Golden Hills works throughout western Iowa. Although our "official" territory is an eight-county region in the southwestern corner of the state, several projects extend well beyond that into more than 20 counties (see map below).
The area includes the ancestral lands of the Báxoje Máyaⁿ (Ioway), Očhéthi Šakówiŋ; Umoⁿhoⁿ tóⁿde ukʰéthiⁿ (Omaha), Washtáge Moⁿzháⁿ (Kaw/Kansa), and Yankton peoples.
The Loess Hills National Scenic Byway, Western Skies Scenic Byway, Glacial Trail Scenic Byway, Hungry Canyons Alliance, and the East & West Nishnabotna Watersheds all extend outside of the eight-county region.
Our work is primarily focused on three distinct Iowa landforms. The Missouri Alluvial Plain along the state border with Nebraska to the west is the wide, flat floodplain of the Mighty Missouri. The Loess Hills are steep bluffs of glacial till that run parallel to the Missouri River Valley. The Southern Iowa Drift Plain consists of rolling hills just to the east of the Loess Hills.

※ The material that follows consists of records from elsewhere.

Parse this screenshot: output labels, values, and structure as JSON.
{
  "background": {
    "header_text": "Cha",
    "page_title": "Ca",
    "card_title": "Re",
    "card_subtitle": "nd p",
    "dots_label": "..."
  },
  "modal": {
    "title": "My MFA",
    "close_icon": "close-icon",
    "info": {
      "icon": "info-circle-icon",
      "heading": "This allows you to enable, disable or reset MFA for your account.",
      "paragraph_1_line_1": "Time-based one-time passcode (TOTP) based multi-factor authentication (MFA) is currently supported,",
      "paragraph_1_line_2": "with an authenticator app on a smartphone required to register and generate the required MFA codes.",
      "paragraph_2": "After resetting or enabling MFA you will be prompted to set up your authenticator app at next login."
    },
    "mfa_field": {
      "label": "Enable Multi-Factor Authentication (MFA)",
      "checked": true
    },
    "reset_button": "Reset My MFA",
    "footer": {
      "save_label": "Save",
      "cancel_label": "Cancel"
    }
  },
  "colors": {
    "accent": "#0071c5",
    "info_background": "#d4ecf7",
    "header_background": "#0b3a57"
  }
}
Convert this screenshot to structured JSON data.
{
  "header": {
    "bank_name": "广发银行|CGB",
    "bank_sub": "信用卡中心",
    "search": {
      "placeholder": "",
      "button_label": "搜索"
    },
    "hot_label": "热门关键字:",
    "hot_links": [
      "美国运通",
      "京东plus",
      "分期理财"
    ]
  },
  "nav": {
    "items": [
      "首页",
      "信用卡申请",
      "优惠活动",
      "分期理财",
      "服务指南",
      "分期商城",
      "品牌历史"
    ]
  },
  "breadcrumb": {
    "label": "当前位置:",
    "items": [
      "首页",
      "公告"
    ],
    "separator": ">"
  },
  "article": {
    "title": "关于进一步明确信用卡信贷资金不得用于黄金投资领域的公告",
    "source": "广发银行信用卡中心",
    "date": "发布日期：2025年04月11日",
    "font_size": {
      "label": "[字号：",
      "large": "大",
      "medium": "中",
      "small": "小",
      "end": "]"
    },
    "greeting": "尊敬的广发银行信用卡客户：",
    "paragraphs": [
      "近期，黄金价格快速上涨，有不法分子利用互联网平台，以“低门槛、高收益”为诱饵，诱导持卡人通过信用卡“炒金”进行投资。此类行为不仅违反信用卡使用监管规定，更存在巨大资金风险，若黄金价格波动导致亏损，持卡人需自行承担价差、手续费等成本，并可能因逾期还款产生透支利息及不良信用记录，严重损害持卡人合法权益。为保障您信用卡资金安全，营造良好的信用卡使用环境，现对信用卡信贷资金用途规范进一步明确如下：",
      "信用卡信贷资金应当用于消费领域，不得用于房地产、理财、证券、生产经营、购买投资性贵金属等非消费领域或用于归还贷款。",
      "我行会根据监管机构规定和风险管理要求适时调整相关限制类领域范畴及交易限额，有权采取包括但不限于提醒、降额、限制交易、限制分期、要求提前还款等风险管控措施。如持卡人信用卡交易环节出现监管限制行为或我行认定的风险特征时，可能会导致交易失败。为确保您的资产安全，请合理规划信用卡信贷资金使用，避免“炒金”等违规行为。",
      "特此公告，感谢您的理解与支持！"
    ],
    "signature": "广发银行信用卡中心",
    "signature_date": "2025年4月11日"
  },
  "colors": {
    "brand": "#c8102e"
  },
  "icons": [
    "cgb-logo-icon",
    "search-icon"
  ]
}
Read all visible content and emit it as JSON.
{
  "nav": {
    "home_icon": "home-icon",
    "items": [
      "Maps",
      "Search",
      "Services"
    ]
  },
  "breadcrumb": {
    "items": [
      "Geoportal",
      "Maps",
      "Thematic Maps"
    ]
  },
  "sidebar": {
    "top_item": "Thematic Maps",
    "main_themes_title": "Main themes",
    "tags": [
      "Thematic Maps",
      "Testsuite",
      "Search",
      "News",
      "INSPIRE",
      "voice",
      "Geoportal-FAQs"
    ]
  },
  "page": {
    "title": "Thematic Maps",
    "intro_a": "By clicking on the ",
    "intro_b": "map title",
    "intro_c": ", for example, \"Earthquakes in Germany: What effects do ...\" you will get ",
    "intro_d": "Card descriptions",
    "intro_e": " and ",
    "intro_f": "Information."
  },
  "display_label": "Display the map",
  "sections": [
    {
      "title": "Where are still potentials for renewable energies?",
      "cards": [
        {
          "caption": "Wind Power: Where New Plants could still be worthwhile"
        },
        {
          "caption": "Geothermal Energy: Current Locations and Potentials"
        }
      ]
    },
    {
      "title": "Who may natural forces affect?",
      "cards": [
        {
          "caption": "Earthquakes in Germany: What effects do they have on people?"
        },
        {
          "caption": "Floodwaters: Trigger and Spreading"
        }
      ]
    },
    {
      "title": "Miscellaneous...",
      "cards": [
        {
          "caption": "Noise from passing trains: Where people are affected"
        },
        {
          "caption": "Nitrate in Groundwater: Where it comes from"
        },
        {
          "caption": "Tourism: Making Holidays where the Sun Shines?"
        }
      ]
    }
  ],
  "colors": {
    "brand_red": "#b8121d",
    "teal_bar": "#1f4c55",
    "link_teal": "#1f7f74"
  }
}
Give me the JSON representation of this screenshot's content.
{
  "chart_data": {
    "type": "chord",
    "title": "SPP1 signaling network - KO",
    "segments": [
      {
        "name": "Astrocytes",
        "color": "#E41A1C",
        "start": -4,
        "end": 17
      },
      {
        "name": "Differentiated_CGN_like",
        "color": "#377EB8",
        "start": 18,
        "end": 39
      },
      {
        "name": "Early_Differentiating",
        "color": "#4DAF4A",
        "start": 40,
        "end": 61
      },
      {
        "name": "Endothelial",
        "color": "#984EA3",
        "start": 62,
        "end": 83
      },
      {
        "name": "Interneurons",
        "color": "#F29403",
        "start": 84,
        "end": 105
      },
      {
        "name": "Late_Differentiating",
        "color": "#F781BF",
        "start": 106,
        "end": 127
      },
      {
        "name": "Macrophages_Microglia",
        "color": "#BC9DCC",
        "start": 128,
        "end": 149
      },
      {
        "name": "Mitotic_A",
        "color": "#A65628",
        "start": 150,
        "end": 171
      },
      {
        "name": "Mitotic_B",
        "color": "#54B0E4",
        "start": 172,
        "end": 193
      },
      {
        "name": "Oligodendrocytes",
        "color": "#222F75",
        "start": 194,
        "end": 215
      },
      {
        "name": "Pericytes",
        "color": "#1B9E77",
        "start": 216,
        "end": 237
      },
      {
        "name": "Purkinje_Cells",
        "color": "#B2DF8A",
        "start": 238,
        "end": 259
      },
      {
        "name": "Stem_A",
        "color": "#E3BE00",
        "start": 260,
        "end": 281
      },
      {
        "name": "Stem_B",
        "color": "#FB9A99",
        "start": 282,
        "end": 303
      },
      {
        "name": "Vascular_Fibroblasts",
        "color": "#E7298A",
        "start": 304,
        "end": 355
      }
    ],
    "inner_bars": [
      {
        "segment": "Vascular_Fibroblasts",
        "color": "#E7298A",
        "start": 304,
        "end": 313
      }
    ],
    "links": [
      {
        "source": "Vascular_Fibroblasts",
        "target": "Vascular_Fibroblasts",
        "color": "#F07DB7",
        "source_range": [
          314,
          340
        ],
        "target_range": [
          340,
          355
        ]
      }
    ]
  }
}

The region is largely rural and agricultural, with the exception of the metropolitan cities of Council Bluffs and Sioux City. Several communities have more than 5,000 residents, but most communities have between 100 hundred and a couple thousand people.
Many state, county, and city parks and trails are located throughout the region, offering a plethora of outdoor recreation opportunities. Hunting, fishing, foraging, hiking, biking, paddling, and horseback riding are just a few of the activities enjoyed in our public places.
Area where Golden Hills works. Darker reds mean more projects and programs; lighter pinks mean one or two projects or programs. White counties are generally not considered part of our region, though special projects may reach into those counties. The dark blue line surrounds the original eight-county region defined in our organizational bylaws.